Il silenzio e l’indifferenza nostrani sul caso dei costi della politica non trovano giustificazione, perché non possono e non devono passare nell’indifferenza, come fatti che non ci appartengono. Rompo io il silenzio e l’indifferenza, sapendo che non mi farò nuovi amici e consapevole di sfidare la nostrana mentalità sbagliata sulla cosa pubblica, che se è pubblica non mi appartiene. Non appartiene a nessuno, quindi ognuno ne fa quello che gli pare.
Nessun partito, nessun deputato, nessun consigliere, ma soprattutto la città non ha voluto gridare a squarcia voce che la misura è colma.

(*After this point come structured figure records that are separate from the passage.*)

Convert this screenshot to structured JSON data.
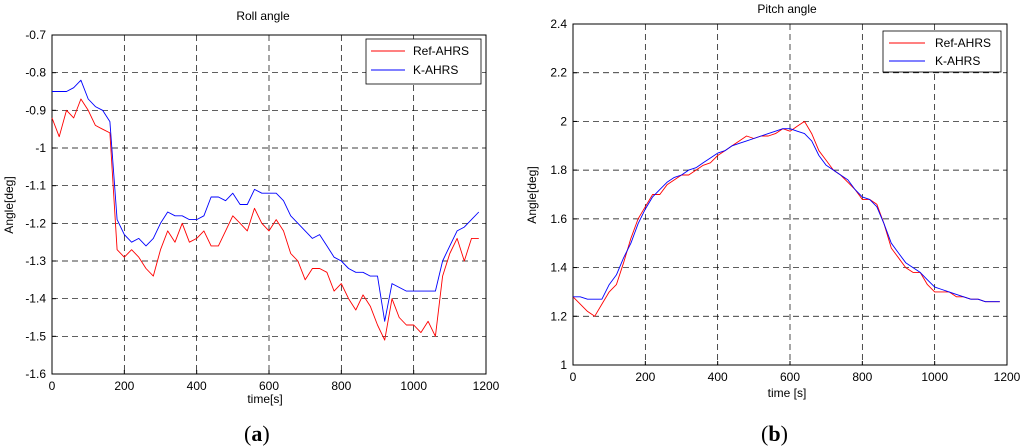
{
  "chart_data": [
    {
      "type": "line",
      "title": "Roll angle",
      "xlabel": "time[s]",
      "ylabel": "Angle[deg]",
      "panel_label": "a",
      "xlim": [
        0,
        1200
      ],
      "ylim": [
        -1.6,
        -0.7
      ],
      "xticks": [
        0,
        200,
        400,
        600,
        800,
        1000,
        1200
      ],
      "yticks": [
        -1.6,
        -1.5,
        -1.4,
        -1.3,
        -1.2,
        -1.1,
        -1,
        -0.9,
        -0.8,
        -0.7
      ],
      "xtick_labels": [
        "0",
        "200",
        "400",
        "600",
        "800",
        "1000",
        "1200"
      ],
      "ytick_labels": [
        "-1.6",
        "-1.5",
        "-1.4",
        "-1.3",
        "-1.2",
        "-1.1",
        "-1",
        "-0.9",
        "-0.8",
        "-0.7"
      ],
      "grid": true,
      "legend_position": "top-right",
      "series": [
        {
          "name": "Ref-AHRS",
          "color": "#ff0000",
          "x": [
            0,
            20,
            40,
            60,
            80,
            100,
            120,
            140,
            160,
            180,
            200,
            220,
            240,
            260,
            280,
            300,
            320,
            340,
            360,
            380,
            400,
            420,
            440,
            460,
            480,
            500,
            520,
            540,
            560,
            580,
            600,
            620,
            640,
            660,
            680,
            700,
            720,
            740,
            760,
            780,
            800,
            820,
            840,
            860,
            880,
            900,
            920,
            940,
            960,
            980,
            1000,
            1020,
            1040,
            1060,
            1080,
            1100,
            1120,
            1140,
            1160,
            1180
          ],
          "y": [
            -0.92,
            -0.97,
            -0.9,
            -0.92,
            -0.87,
            -0.9,
            -0.94,
            -0.95,
            -0.96,
            -1.27,
            -1.29,
            -1.27,
            -1.29,
            -1.32,
            -1.34,
            -1.27,
            -1.22,
            -1.25,
            -1.2,
            -1.25,
            -1.24,
            -1.22,
            -1.26,
            -1.26,
            -1.22,
            -1.18,
            -1.2,
            -1.22,
            -1.16,
            -1.2,
            -1.22,
            -1.19,
            -1.22,
            -1.28,
            -1.3,
            -1.35,
            -1.32,
            -1.32,
            -1.33,
            -1.38,
            -1.36,
            -1.4,
            -1.43,
            -1.39,
            -1.42,
            -1.47,
            -1.51,
            -1.4,
            -1.45,
            -1.47,
            -1.47,
            -1.49,
            -1.46,
            -1.5,
            -1.34,
            -1.28,
            -1.24,
            -1.3,
            -1.24,
            -1.24
          ]
        },
        {
          "name": "K-AHRS",
          "color": "#0000ff",
          "x": [
            0,
            20,
            40,
            60,
            80,
            100,
            120,
            140,
            160,
            180,
            200,
            220,
            240,
            260,
            280,
            300,
            320,
            340,
            360,
            380,
            400,
            420,
            440,
            460,
            480,
            500,
            520,
            540,
            560,
            580,
            600,
            620,
            640,
            660,
            680,
            700,
            720,
            740,
            760,
            780,
            800,
            820,
            840,
            860,
            880,
            900,
            920,
            940,
            960,
            980,
            1000,
            1020,
            1040,
            1060,
            1080,
            1100,
            1120,
            1140,
            1160,
            1180
          ],
          "y": [
            -0.85,
            -0.85,
            -0.85,
            -0.84,
            -0.82,
            -0.87,
            -0.89,
            -0.9,
            -0.93,
            -1.19,
            -1.23,
            -1.25,
            -1.24,
            -1.26,
            -1.24,
            -1.2,
            -1.17,
            -1.18,
            -1.18,
            -1.19,
            -1.19,
            -1.18,
            -1.13,
            -1.13,
            -1.14,
            -1.12,
            -1.15,
            -1.15,
            -1.11,
            -1.12,
            -1.12,
            -1.12,
            -1.14,
            -1.18,
            -1.2,
            -1.22,
            -1.24,
            -1.23,
            -1.26,
            -1.29,
            -1.3,
            -1.32,
            -1.33,
            -1.33,
            -1.34,
            -1.34,
            -1.46,
            -1.36,
            -1.37,
            -1.38,
            -1.38,
            -1.38,
            -1.38,
            -1.38,
            -1.3,
            -1.26,
            -1.22,
            -1.21,
            -1.19,
            -1.17
          ]
        }
      ]
    },
    {
      "type": "line",
      "title": "Pitch angle",
      "xlabel": "time [s]",
      "ylabel": "Angle[deg]",
      "panel_label": "b",
      "xlim": [
        0,
        1200
      ],
      "ylim": [
        1,
        2.4
      ],
      "xticks": [
        0,
        200,
        400,
        600,
        800,
        1000,
        1200
      ],
      "yticks": [
        1,
        1.2,
        1.4,
        1.6,
        1.8,
        2,
        2.2,
        2.4
      ],
      "xtick_labels": [
        "0",
        "200",
        "400",
        "600",
        "800",
        "1000",
        "1200"
      ],
      "ytick_labels": [
        "1",
        "1.2",
        "1.4",
        "1.6",
        "1.8",
        "2",
        "2.2",
        "2.4"
      ],
      "grid": true,
      "legend_position": "top-right",
      "series": [
        {
          "name": "Ref-AHRS",
          "color": "#ff0000",
          "x": [
            0,
            20,
            40,
            60,
            80,
            100,
            120,
            140,
            160,
            180,
            200,
            220,
            240,
            260,
            280,
            300,
            320,
            340,
            360,
            380,
            400,
            420,
            440,
            460,
            480,
            500,
            520,
            540,
            560,
            580,
            600,
            620,
            640,
            660,
            680,
            700,
            720,
            740,
            760,
            780,
            800,
            820,
            840,
            860,
            880,
            900,
            920,
            940,
            960,
            980,
            1000,
            1020,
            1040,
            1060,
            1080,
            1100,
            1120,
            1140,
            1160,
            1180
          ],
          "y": [
            1.28,
            1.25,
            1.22,
            1.2,
            1.25,
            1.3,
            1.33,
            1.42,
            1.52,
            1.6,
            1.65,
            1.7,
            1.7,
            1.74,
            1.76,
            1.78,
            1.78,
            1.8,
            1.82,
            1.83,
            1.86,
            1.88,
            1.9,
            1.92,
            1.94,
            1.93,
            1.94,
            1.94,
            1.95,
            1.97,
            1.96,
            1.98,
            2.0,
            1.95,
            1.88,
            1.84,
            1.8,
            1.78,
            1.75,
            1.72,
            1.68,
            1.68,
            1.66,
            1.58,
            1.48,
            1.44,
            1.4,
            1.38,
            1.38,
            1.33,
            1.3,
            1.3,
            1.3,
            1.28,
            1.28,
            1.27,
            1.27,
            1.26,
            1.26,
            1.26
          ]
        },
        {
          "name": "K-AHRS",
          "color": "#0000ff",
          "x": [
            0,
            20,
            40,
            60,
            80,
            100,
            120,
            140,
            160,
            180,
            200,
            220,
            240,
            260,
            280,
            300,
            320,
            340,
            360,
            380,
            400,
            420,
            440,
            460,
            480,
            500,
            520,
            540,
            560,
            580,
            600,
            620,
            640,
            660,
            680,
            700,
            720,
            740,
            760,
            780,
            800,
            820,
            840,
            860,
            880,
            900,
            920,
            940,
            960,
            980,
            1000,
            1020,
            1040,
            1060,
            1080,
            1100,
            1120,
            1140,
            1160,
            1180
          ],
          "y": [
            1.28,
            1.28,
            1.27,
            1.27,
            1.27,
            1.33,
            1.37,
            1.44,
            1.5,
            1.58,
            1.64,
            1.69,
            1.72,
            1.75,
            1.77,
            1.78,
            1.8,
            1.81,
            1.83,
            1.85,
            1.87,
            1.88,
            1.9,
            1.91,
            1.92,
            1.93,
            1.94,
            1.95,
            1.96,
            1.97,
            1.97,
            1.96,
            1.95,
            1.92,
            1.86,
            1.82,
            1.8,
            1.78,
            1.76,
            1.72,
            1.69,
            1.68,
            1.65,
            1.58,
            1.5,
            1.46,
            1.42,
            1.4,
            1.38,
            1.35,
            1.32,
            1.31,
            1.3,
            1.29,
            1.28,
            1.27,
            1.27,
            1.26,
            1.26,
            1.26
          ]
        }
      ]
    }
  ]
}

Favara non può essere e, sicuramente, non è un paese cieco e sordo. Eppure se ne sta alla finestra e partecipa all’indignazione del vicino comune di Agrigento. Si sta accontentando. Gli basta guardare Agrigento e plaudire gli agrigentini che si ribellano, anziché scendere in piazza. Tanto per semplicemente parlane al bar o per strada che differenza fa Agrigento o Favara. Anzi, si evita il disturbo di corte e manifestazioni. E poi come si fa a gridare che le cose vanno male, senza farsi inimicizie, meglio il silenzio solidale per le “povere vittime” di ingiuste accuse.
La politica a Favara è personalismo, proprio un fatto personale; se si muove una critica non è definita politica ma questione personale. E quando qualcuno osa evidenziare un problema di opportunità o meglio di moralità, quella è una persona da non seguire, da non ascoltare.
In piazza si va per la festa della marmellata o del coca cola, che c’entra manifestare contro un sistema marcio.
Agrigento è diventato un caso nazionale, come Bari, Gravina, Canicattì o Brindisi. In altre città il popolo si è risvegliato. Noi no. Ecco, l’ho detto e sono contento di non essere stato zitto, perché la cosa pubblica è di tutti ed è anche mia e tua.